CP: Where I live there are these big historic sites, I wouldn’t even know where to start, so it happens on a very surface level. I happen, by chance and circumstance, to live near these loaded sites. However, I don’t think that dealing with a given region’s historical events from a contemporary vantage should be seen as taboo. Nor do I believe that dealing with history or the past should be preformulated in advance. Dealing with the past is about exploring, or probing, uncomfortable areas. This is perhaps my aim, to kick up the dust in these marginal, difficult areas.

OB: We have come to understand the legacy of printmaking as a catalyst in the exchange of ideas, a kind of political resistance. Do you think this is the case with your work, The Battle of Rorke’s Drift at Club Dirty Den?

CP: It’s referencing John Muafangejo’s The Battle of Rorke’s Drift. I grew up with his works on the walls of the home I grew up in. I remember these shapes and designs being all around me when I was a child. The art school where he was trained is on the sight of the Battle of Rorke’s Drift (1879) at the Rorke’s Drift ELC Arts Centre. I realize how that was a very key work; it reflects a metaphorical battle that is happening now. I don’t think South Africa has a way to escape the disparity between rich and poor, and this kind of economic pressure will make things to explode.
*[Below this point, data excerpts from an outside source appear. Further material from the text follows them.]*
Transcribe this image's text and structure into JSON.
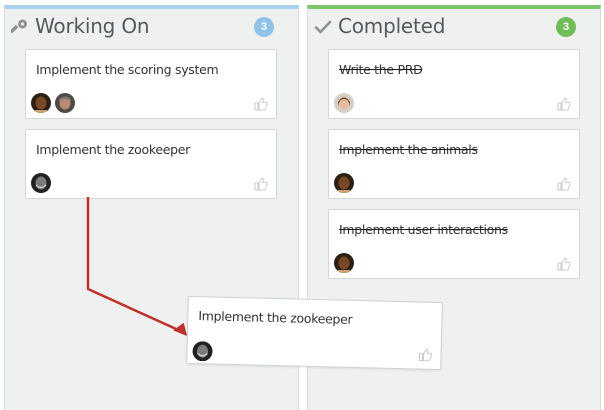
{
  "columns": {
    "working": {
      "title": "Working On",
      "count": "3",
      "accent": "#a9d1ef",
      "icon": "wrench-icon",
      "cards": [
        {
          "title": "Implement the scoring system",
          "avatars": [
            "avatar-dark-man",
            "avatar-gray-man"
          ]
        },
        {
          "title": "Implement the zookeeper",
          "avatars": [
            "avatar-bw-man"
          ]
        }
      ]
    },
    "done": {
      "title": "Completed",
      "count": "3",
      "accent": "#7cc66a",
      "icon": "checkmark-icon",
      "cards": [
        {
          "title": "Write the PRD",
          "avatars": [
            "avatar-woman"
          ]
        },
        {
          "title": "Implement the animals",
          "avatars": [
            "avatar-dark-man"
          ]
        },
        {
          "title": "Implement user interactions",
          "avatars": [
            "avatar-dark-man"
          ]
        }
      ]
    }
  },
  "dragging": {
    "title": "Implement the zookeeper",
    "avatars": [
      "avatar-bw-man"
    ]
  },
  "arrow_color": "#c0302a"
}
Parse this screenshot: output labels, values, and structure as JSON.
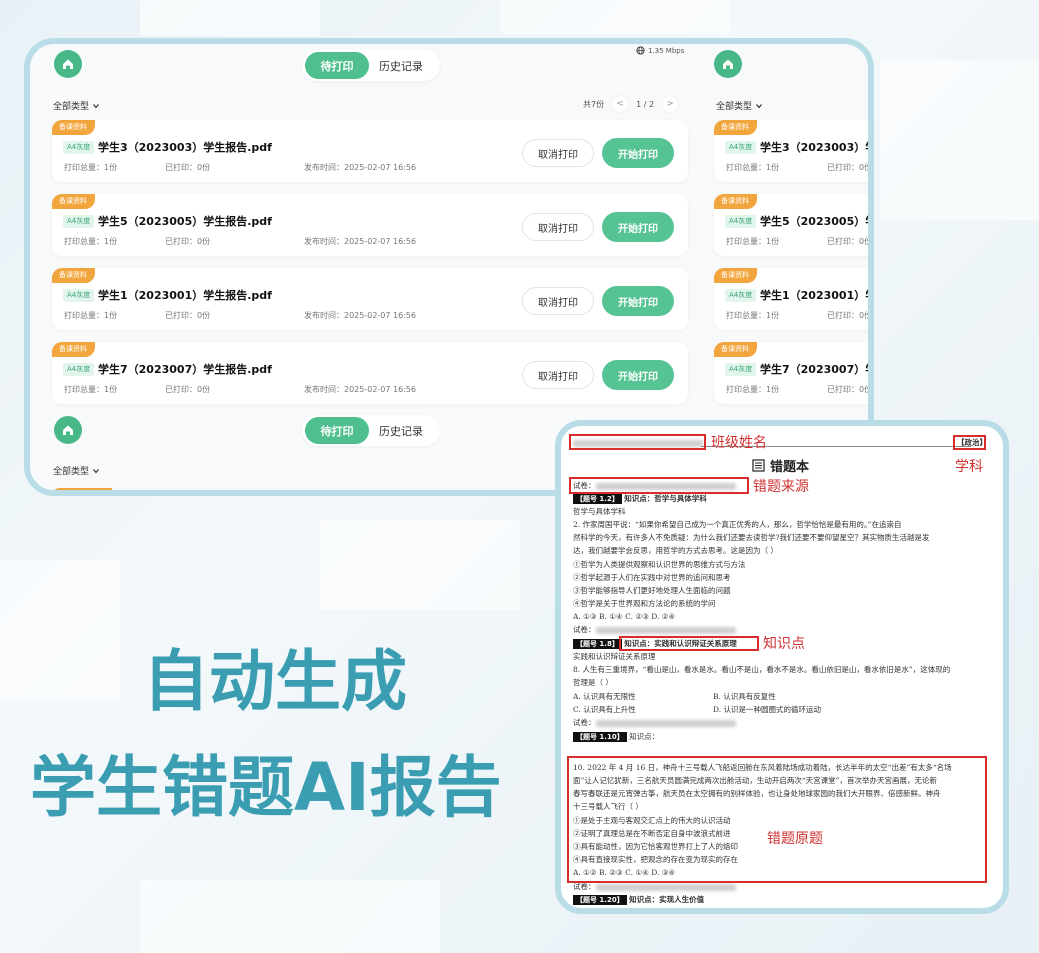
{
  "app": {
    "tabs": [
      {
        "label": "待打印",
        "active": true
      },
      {
        "label": "历史记录",
        "active": false
      }
    ],
    "network_speed": "1.35 Mbps",
    "filter_label": "全部类型",
    "pager": {
      "total": "共7份",
      "page": "1 / 2",
      "prev": "<",
      "next": ">"
    },
    "cards": [
      {
        "tag": "备课资料",
        "paper": "A4灰度",
        "file": "学生3（2023003）学生报告.pdf",
        "total": "打印总量：1份",
        "printed": "已打印：0份",
        "time": "发布时间：2025-02-07 16:56",
        "cancel": "取消打印",
        "start": "开始打印"
      },
      {
        "tag": "备课资料",
        "paper": "A4灰度",
        "file": "学生5（2023005）学生报告.pdf",
        "total": "打印总量：1份",
        "printed": "已打印：0份",
        "time": "发布时间：2025-02-07 16:56",
        "cancel": "取消打印",
        "start": "开始打印"
      },
      {
        "tag": "备课资料",
        "paper": "A4灰度",
        "file": "学生1（2023001）学生报告.pdf",
        "total": "打印总量：1份",
        "printed": "已打印：0份",
        "time": "发布时间：2025-02-07 16:56",
        "cancel": "取消打印",
        "start": "开始打印"
      },
      {
        "tag": "备课资料",
        "paper": "A4灰度",
        "file": "学生7（2023007）学生报告.pdf",
        "total": "打印总量：1份",
        "printed": "已打印：0份",
        "time": "发布时间：2025-02-07 16:56",
        "cancel": "取消打印",
        "start": "开始打印"
      }
    ]
  },
  "headline": {
    "line1": "自动生成",
    "line2": "学生错题AI报告"
  },
  "doc": {
    "subject_tag": "【政治】",
    "title": "错题本",
    "title_icon": "list-icon",
    "paper_prefix": "试卷：",
    "q1_tag": "【题号 1.2】",
    "q1_kp": "知识点：哲学与具体学科",
    "q1_kp_line": "哲学与具体学科",
    "q1_text": [
      "2.   作家周国平说：“如果你希望自己成为一个真正优秀的人，那么，哲学恰恰是最有用的。”在追崇自",
      "然科学的今天，有许多人不免质疑：为什么我们还要去读哲学?我们还要不要仰望星空？其实物质生活越是发",
      "达，我们越要学会反思，用哲学的方式去思考。这是因为（  ）",
      "①哲学为人类提供观察和认识世界的思维方式与方法",
      "②哲学起源于人们在实践中对世界的追问和思考",
      "③哲学能够指导人们更好地处理人生面临的问题",
      "④哲学是关于世界观和方法论的系统的学问",
      "A. ①③  B. ①④  C. ②③  D. ②④"
    ],
    "q2_tag": "【题号 1.8】",
    "q2_kp": "知识点：实践和认识辩证关系原理",
    "q2_kp_line": "实践和认识辩证关系原理",
    "q2_text": [
      "8. 人生有三重境界，“看山是山，看水是水。看山不是山，看水不是水。看山依旧是山，看水依旧是水”，这体现的",
      "哲理是（  ）"
    ],
    "q2_opts": [
      [
        "A.   认识具有无限性",
        "B.   认识具有反复性"
      ],
      [
        "C.   认识具有上升性",
        "D.   认识是一种圆圈式的循环运动"
      ]
    ],
    "q3_tag": "【题号 1.10】",
    "q3_kp": "知识点：",
    "q3_text": [
      "10. 2022 年 4 月 16 日，神舟十三号载人飞船返回舱在东风着陆场成功着陆，长达半年的太空“出差”有太多“名场",
      "面”让人记忆犹新，三名航天员圆满完成两次出舱活动，生动开启两次“天宫课堂”，首次举办天宫画展，无论新",
      "春写春联还是元宵弹古筝，航天员在太空拥有的别样体验，也让身处地球家园的我们大开眼界、倍感新鲜。神舟",
      "十三号载人飞行（  ）",
      "①是处于主观与客观交汇点上的伟大的认识活动",
      "②证明了真理总是在不断否定自身中波浪式前进",
      "③具有能动性，因为它恰客观世界打上了人的烙印",
      "④具有直接现实性，把观念的存在变为现实的存在",
      "A. ①②  B. ②③  C. ①④  D. ③④"
    ],
    "q4_tag": "【题号 1.20】",
    "q4_kp": "知识点：实现人生价值",
    "annotations": {
      "class_name": "班级姓名",
      "subject": "学科",
      "source": "错题来源",
      "knowledge": "知识点",
      "original": "错题原题"
    }
  },
  "colors": {
    "accent": "#4fbf8f",
    "tag": "#f2a53c",
    "headline": "#3a9db1",
    "frame": "#b9dde7",
    "annotation": "#d62d2d"
  }
}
OB: Then it would seem the chronicles of history and archival documentation would be a necessary interest to South African artists concerned about the state of the country, and about the past specifically. If you are an activist, per- haps your protest is one against forgetting.

CP: Perhaps. I am not very eloquent in tapping into what it is I’m doing—this is one of the most engaging interviews I’ve done. I struggle to see what I am actually working with. I like that distance; I wish I had the luxury and the time to analyse it more.